The day after his return to Mellenauir, Cluny, thinking it time to remove to another retreat, conducted the prince and his attendants to a little shieling called Uiskchibra, about two miles farther into Benalder. This hut was very bad and extremely smoky; but Charles accommodated himself, as he had always done, to circumstances. After passing two nights in this miserable abode, he was conducted to a very extraordinary and romantic habitation called the Cage, which Cluny had fitted up for Charles's reception. From the description given by Cluny of this remarkable retreat, it will be seen how well adapted it was for the purpose of concealment.

"It was", says Donald Macpherson, "situated in the face of a very rough, high, and rocky mountain, called Letternilichk, still a part of Benalder, full of great stones and crevices, and some scattered wood interspersed. The habitation called the Cage, in the face of that mountain, was within a small thick bush of wood. There were first some rows of trees laid down, in order to level a floor for the habitation; and as the place was steep, this raised the lower side to an equal height with the other; and these trees, in the way of joists or planks, were levelled with earth and gravel. There were betwixt the trees, growing naturally on their own roots, some stakes fixed in the earth, which, with the trees, were interwoven with ropes, made of heath and birch twigs, up to the top of the Cage, it being of a round or rather oval shape; and the whole thatched and covered over with fog. This whole fabric hung, as it were, by a large tree, which reclined from the one end all along the roof to the other, and which gave it the name of the Cage; and by chance there happened to be two stones at a small distance from one another, in the side next the precipice, resembling the pillars of a chimney, where the fire was placed. The smoke had its vent our here, all along the face of the rock, which was so much of the same colour, that one could discover no difference in the clearest day. The Cage was no larger than to contain six or seven persons; four of whom were frequently employed playing at cards, one idle looking out, one baking, and another firing bread and cooking".
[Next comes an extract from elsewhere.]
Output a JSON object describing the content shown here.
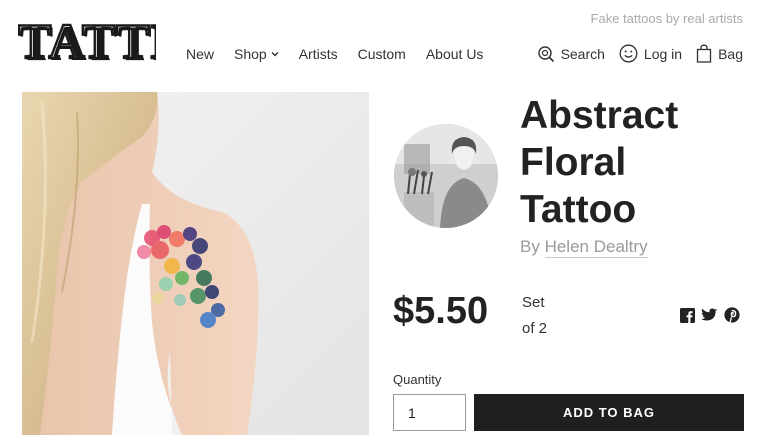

Charles's deliverance was now nearer at hand than he or his friends probably expected. Several small vessels had arrived on the west coast, from time to time, to carry him off to France; but the persons in charge of these not being able to find him had returned home. Charles knew this, and now that he was able to keep up a communication with his friends, he took care to provide against a similar recurrence. He was at a considerable distance from the coast, but matters were so concerted that, if a French vessel appeared, he could easily get the intelligence. There were some of his partisans skulking near the west coast, who, though they did not know where he himself was, had instructions to convey the news to others who were concealed in the interior, who would again communicate it to persons in the knowledge of the prince's place of retreat. For some time Colonel Warren, of Dillon's regiment, had been exerting himself to induce the French government to fit out an expedition to rescue Charles from his toils. He at last succeeded in procuring two vessels of war, L'Heureux and La Princesse de Conti, with which he departed from St Malo about the end of August. In the event of his bringing the prince safe away, the Chevalier de St George had promised to make him a Knight Baronet, a dignity which he afterwards conferred upon him.